Serengeti Highway Alert

Serengeti Highway Alert

Your urgent help needed to stop this.
The Tanzanian government has approved a major highway construction program that will bisect the northern Serengeti. It’s disaster. We need your help, now.

Click here to join the growing list of individuals and organizations opposing this move.

The US$480 million highway will travel just east and south of Ngorongoro Crater and around the eastern side of the Serengeti, cutting into the park east to west just north of the Kenyan border.

The road will sever a critical corridor for the annual migration of hundreds of thousands of wildebeests, zebra and other animals. It is absolutely reminiscent of the 1980s veterinarian fence that effectively ended the great wildebeest migration in Botswana.

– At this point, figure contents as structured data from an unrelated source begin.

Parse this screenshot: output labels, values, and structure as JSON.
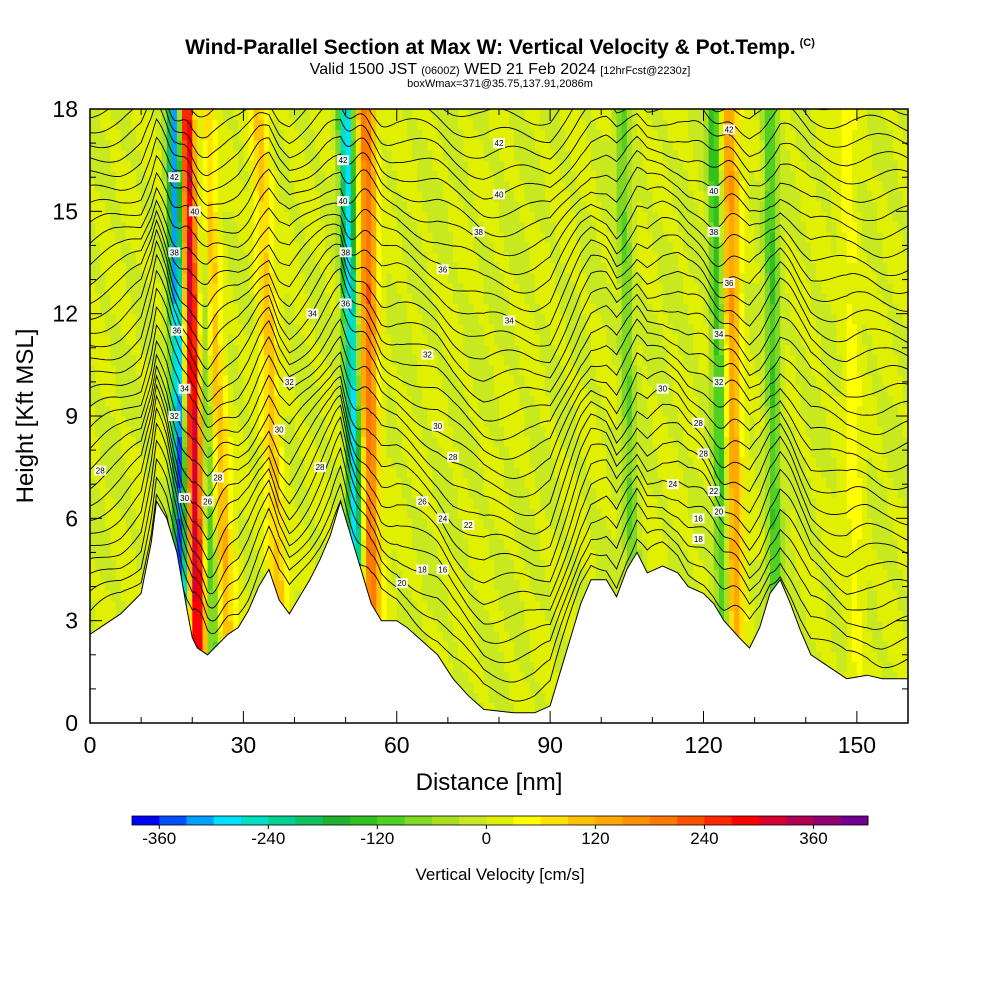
{
  "header": {
    "title": "Wind-Parallel Section at Max W: Vertical Velocity & Pot.Temp.",
    "copyright": "(C)",
    "valid_prefix": "Valid 1500 JST",
    "valid_utc": "(0600Z)",
    "valid_date": "WED 21 Feb 2024",
    "forecast_note": "[12hrFcst@2230z]",
    "box_info": "boxWmax=371@35.75,137.91,2086m"
  },
  "chart_data": {
    "type": "heatmap",
    "xlabel": "Distance [nm]",
    "ylabel": "Height [Kft MSL]",
    "xlim": [
      0,
      160
    ],
    "ylim": [
      0,
      18
    ],
    "x_ticks": [
      0,
      30,
      60,
      90,
      120,
      150
    ],
    "y_ticks": [
      0,
      3,
      6,
      9,
      12,
      15,
      18
    ],
    "colorbar": {
      "label": "Vertical Velocity [cm/s]",
      "tick_labels": [
        "-360",
        "-240",
        "-120",
        "0",
        "120",
        "240",
        "360"
      ],
      "tick_values": [
        -360,
        -240,
        -120,
        0,
        120,
        240,
        360
      ],
      "bins": [
        -390,
        -360,
        -330,
        -300,
        -270,
        -240,
        -210,
        -180,
        -150,
        -120,
        -90,
        -60,
        -30,
        0,
        30,
        60,
        90,
        120,
        150,
        180,
        210,
        240,
        270,
        300,
        330,
        360,
        390,
        420
      ],
      "colors": [
        "#0000ff",
        "#0050ff",
        "#00a0ff",
        "#00e0ff",
        "#00e0c0",
        "#00d090",
        "#10c060",
        "#20b030",
        "#30c020",
        "#50d020",
        "#80d820",
        "#a8e020",
        "#c8e820",
        "#e0f000",
        "#ffff00",
        "#ffe000",
        "#ffc000",
        "#ffa800",
        "#ff9000",
        "#ff7800",
        "#ff5000",
        "#ff2800",
        "#ff0000",
        "#d80030",
        "#b00050",
        "#900070",
        "#700090"
      ]
    },
    "terrain_height_kft": [
      {
        "x": 0,
        "y": 2.6
      },
      {
        "x": 3,
        "y": 2.9
      },
      {
        "x": 6,
        "y": 3.2
      },
      {
        "x": 8,
        "y": 3.5
      },
      {
        "x": 10,
        "y": 3.8
      },
      {
        "x": 12,
        "y": 5.3
      },
      {
        "x": 13,
        "y": 6.5
      },
      {
        "x": 15,
        "y": 6.0
      },
      {
        "x": 17,
        "y": 5.0
      },
      {
        "x": 19,
        "y": 3.3
      },
      {
        "x": 20,
        "y": 2.5
      },
      {
        "x": 21,
        "y": 2.2
      },
      {
        "x": 23,
        "y": 2.0
      },
      {
        "x": 25,
        "y": 2.3
      },
      {
        "x": 27,
        "y": 2.6
      },
      {
        "x": 29,
        "y": 2.8
      },
      {
        "x": 31,
        "y": 3.3
      },
      {
        "x": 33,
        "y": 4.0
      },
      {
        "x": 35,
        "y": 4.5
      },
      {
        "x": 37,
        "y": 3.6
      },
      {
        "x": 39,
        "y": 3.2
      },
      {
        "x": 41,
        "y": 3.7
      },
      {
        "x": 43,
        "y": 4.2
      },
      {
        "x": 45,
        "y": 4.8
      },
      {
        "x": 47,
        "y": 5.5
      },
      {
        "x": 49,
        "y": 6.5
      },
      {
        "x": 51,
        "y": 5.5
      },
      {
        "x": 53,
        "y": 4.5
      },
      {
        "x": 55,
        "y": 3.5
      },
      {
        "x": 57,
        "y": 3.0
      },
      {
        "x": 60,
        "y": 3.0
      },
      {
        "x": 62,
        "y": 2.8
      },
      {
        "x": 65,
        "y": 2.4
      },
      {
        "x": 68,
        "y": 2.0
      },
      {
        "x": 71,
        "y": 1.3
      },
      {
        "x": 74,
        "y": 0.8
      },
      {
        "x": 77,
        "y": 0.4
      },
      {
        "x": 83,
        "y": 0.3
      },
      {
        "x": 87,
        "y": 0.3
      },
      {
        "x": 90,
        "y": 0.5
      },
      {
        "x": 92,
        "y": 1.5
      },
      {
        "x": 94,
        "y": 2.5
      },
      {
        "x": 96,
        "y": 3.5
      },
      {
        "x": 98,
        "y": 4.2
      },
      {
        "x": 101,
        "y": 4.2
      },
      {
        "x": 103,
        "y": 3.7
      },
      {
        "x": 105,
        "y": 4.5
      },
      {
        "x": 107,
        "y": 5.0
      },
      {
        "x": 109,
        "y": 4.4
      },
      {
        "x": 112,
        "y": 4.6
      },
      {
        "x": 115,
        "y": 4.4
      },
      {
        "x": 117,
        "y": 4.0
      },
      {
        "x": 120,
        "y": 3.8
      },
      {
        "x": 122,
        "y": 3.5
      },
      {
        "x": 124,
        "y": 3.0
      },
      {
        "x": 127,
        "y": 2.5
      },
      {
        "x": 129,
        "y": 2.2
      },
      {
        "x": 131,
        "y": 2.8
      },
      {
        "x": 133,
        "y": 3.8
      },
      {
        "x": 135,
        "y": 4.2
      },
      {
        "x": 137,
        "y": 3.5
      },
      {
        "x": 139,
        "y": 2.7
      },
      {
        "x": 141,
        "y": 2.0
      },
      {
        "x": 145,
        "y": 1.6
      },
      {
        "x": 148,
        "y": 1.3
      },
      {
        "x": 152,
        "y": 1.4
      },
      {
        "x": 155,
        "y": 1.3
      },
      {
        "x": 160,
        "y": 1.3
      }
    ],
    "updraft_bands": [
      {
        "x_base": 21,
        "x_top": 19,
        "y_base": 2.5,
        "w_peak": 330
      },
      {
        "x_base": 27,
        "x_top": 22,
        "y_base": 2.2,
        "w_peak": 120
      },
      {
        "x_base": 37,
        "x_top": 33,
        "y_base": 3.5,
        "w_peak": 100
      },
      {
        "x_base": 55,
        "x_top": 54,
        "y_base": 3.5,
        "w_peak": 200
      },
      {
        "x_base": 126,
        "x_top": 125,
        "y_base": 3.0,
        "w_peak": 150
      },
      {
        "x_base": 150,
        "x_top": 148,
        "y_base": 1.5,
        "w_peak": 40
      }
    ],
    "downdraft_bands": [
      {
        "x_base": 18,
        "x_top": 16.5,
        "y_base": 3.0,
        "w_peak": -360
      },
      {
        "x_base": 24,
        "x_top": 21,
        "y_base": 2.3,
        "w_peak": -150
      },
      {
        "x_base": 52,
        "x_top": 50,
        "y_base": 5.0,
        "w_peak": -300
      },
      {
        "x_base": 106,
        "x_top": 104,
        "y_base": 4.5,
        "w_peak": -90
      },
      {
        "x_base": 124,
        "x_top": 122,
        "y_base": 3.5,
        "w_peak": -150
      },
      {
        "x_base": 134,
        "x_top": 133,
        "y_base": 4.0,
        "w_peak": -120
      }
    ],
    "theta_contour_labels": [
      {
        "text": "28",
        "x": 2,
        "y": 7.4
      },
      {
        "text": "42",
        "x": 16.5,
        "y": 16.0
      },
      {
        "text": "40",
        "x": 20.5,
        "y": 15.0
      },
      {
        "text": "38",
        "x": 16.5,
        "y": 13.8
      },
      {
        "text": "36",
        "x": 17,
        "y": 11.5
      },
      {
        "text": "34",
        "x": 18.5,
        "y": 9.8
      },
      {
        "text": "32",
        "x": 16.5,
        "y": 9.0
      },
      {
        "text": "30",
        "x": 18.5,
        "y": 6.6
      },
      {
        "text": "28",
        "x": 25,
        "y": 7.2
      },
      {
        "text": "26",
        "x": 23,
        "y": 6.5
      },
      {
        "text": "34",
        "x": 43.5,
        "y": 12.0
      },
      {
        "text": "32",
        "x": 39,
        "y": 10.0
      },
      {
        "text": "30",
        "x": 37,
        "y": 8.6
      },
      {
        "text": "28",
        "x": 45,
        "y": 7.5
      },
      {
        "text": "42",
        "x": 49.5,
        "y": 16.5
      },
      {
        "text": "40",
        "x": 49.5,
        "y": 15.3
      },
      {
        "text": "38",
        "x": 50,
        "y": 13.8
      },
      {
        "text": "36",
        "x": 50,
        "y": 12.3
      },
      {
        "text": "42",
        "x": 80,
        "y": 17.0
      },
      {
        "text": "40",
        "x": 80,
        "y": 15.5
      },
      {
        "text": "38",
        "x": 76,
        "y": 14.4
      },
      {
        "text": "36",
        "x": 69,
        "y": 13.3
      },
      {
        "text": "34",
        "x": 82,
        "y": 11.8
      },
      {
        "text": "32",
        "x": 66,
        "y": 10.8
      },
      {
        "text": "30",
        "x": 68,
        "y": 8.7
      },
      {
        "text": "28",
        "x": 71,
        "y": 7.8
      },
      {
        "text": "26",
        "x": 65,
        "y": 6.5
      },
      {
        "text": "24",
        "x": 69,
        "y": 6.0
      },
      {
        "text": "22",
        "x": 74,
        "y": 5.8
      },
      {
        "text": "20",
        "x": 61,
        "y": 4.1
      },
      {
        "text": "18",
        "x": 65,
        "y": 4.5
      },
      {
        "text": "16",
        "x": 69,
        "y": 4.5
      },
      {
        "text": "42",
        "x": 125,
        "y": 17.4
      },
      {
        "text": "40",
        "x": 122,
        "y": 15.6
      },
      {
        "text": "38",
        "x": 122,
        "y": 14.4
      },
      {
        "text": "36",
        "x": 125,
        "y": 12.9
      },
      {
        "text": "34",
        "x": 123,
        "y": 11.4
      },
      {
        "text": "32",
        "x": 123,
        "y": 10.0
      },
      {
        "text": "30",
        "x": 112,
        "y": 9.8
      },
      {
        "text": "28",
        "x": 119,
        "y": 8.8
      },
      {
        "text": "28",
        "x": 120,
        "y": 7.9
      },
      {
        "text": "24",
        "x": 114,
        "y": 7.0
      },
      {
        "text": "22",
        "x": 122,
        "y": 6.8
      },
      {
        "text": "20",
        "x": 123,
        "y": 6.2
      },
      {
        "text": "16",
        "x": 119,
        "y": 6.0
      },
      {
        "text": "18",
        "x": 119,
        "y": 5.4
      }
    ]
  }
}
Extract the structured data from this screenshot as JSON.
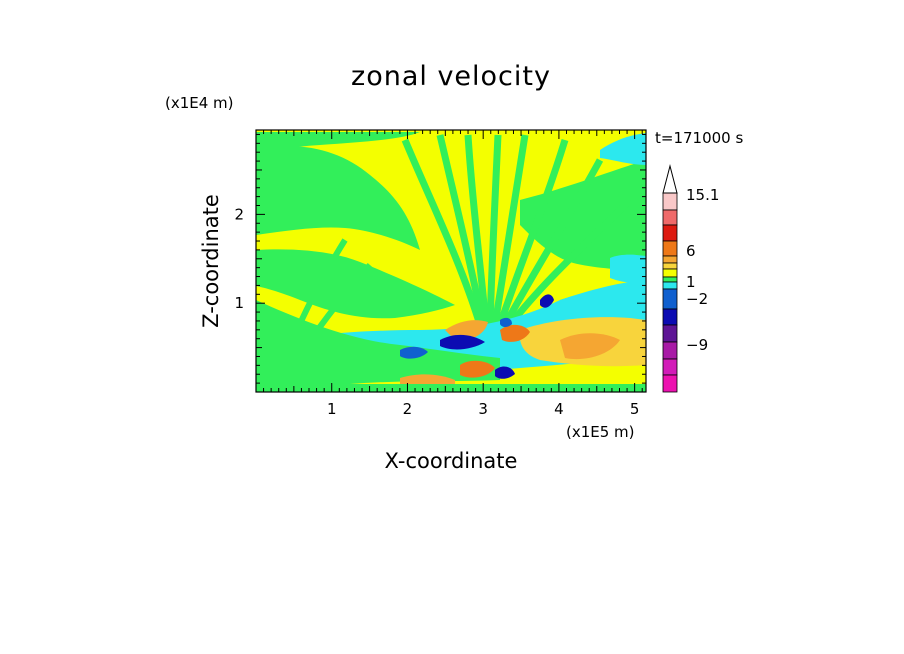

The Serengeti’s principal donor and scientific NGO, The Frankfurt Zoological Society, says, “The entire Serengeti will change into a completely different landscape holding only a fraction of its species and losing its world-class tourism potential and its status as the world’s most famous national park – an immense backlash against the goodwill and conservation achievements of Tanzania.”

(Contrary to many media reports, it will not link the Serengeti with Kenya’s Mara. In fact last week Tanzania’s tourist officials pointedly denied a Kenyan report that the Sand Rivers border post at the Serengeti/Mara junction will open.

The highway will decrease the time it takes to drive from the Serengeti into the Mara through the Isbenia border post. Currently it takes approximately 5 hours to drive from the Serengeti’s Grumeti Gate into the Mara’s Isbenia gate. From the new gate exit in the northwest part of the Serengeti currently planned, this driving time to the Mara’s Isbenia Gate would be reduced to less than 3 hours.

Facilitating easier access between these two giant wildernesses is good, but in no conceivable way could justify this wild atrocity.)

Currently, the Serengeti/Mara/Ngorongoro ecosystem is a certified UNESCO World Heritage Site. This designation would be lost if the highway construction commences. This in turn will decrease ancillary operating revenues for the park and likely jeopardize the fragile anti-poaching programs currently in place.

This terrible development is not a surprise. Human/animal conflicts in Africa are growing and in East Africa were exacerbated by the last three years of bad weather and poor rains. Elections in Tanzania and Uganda, and a constitutional referendum in Kenya are fueling the debate. I concur completely with many politicians in these countries that for far too long the western world has ignored the serious problems arising from supporting tourism parks while not adequately developing the local populations, particularly those on the periphery of these areas.

But this is not the answer.

A modern road is absolutely needed between the city centers of northern Tanzania and Lake Victoria, the mission of this new road. Several alternatives exist for longer highways that would skirt the ecosystem altogether.

Since they would travel through more populated areas, you would think that these alternatives are attractive to the Tanzanian government.

The Frankfurt Zoological Society claims the alternate routes would not cost more, but local media reports have suggested otherwise. The lack of hard data is frustrating, but I think this may be part of a dangerous game of chicken Tanzania is playing with NGOs and foreign donors.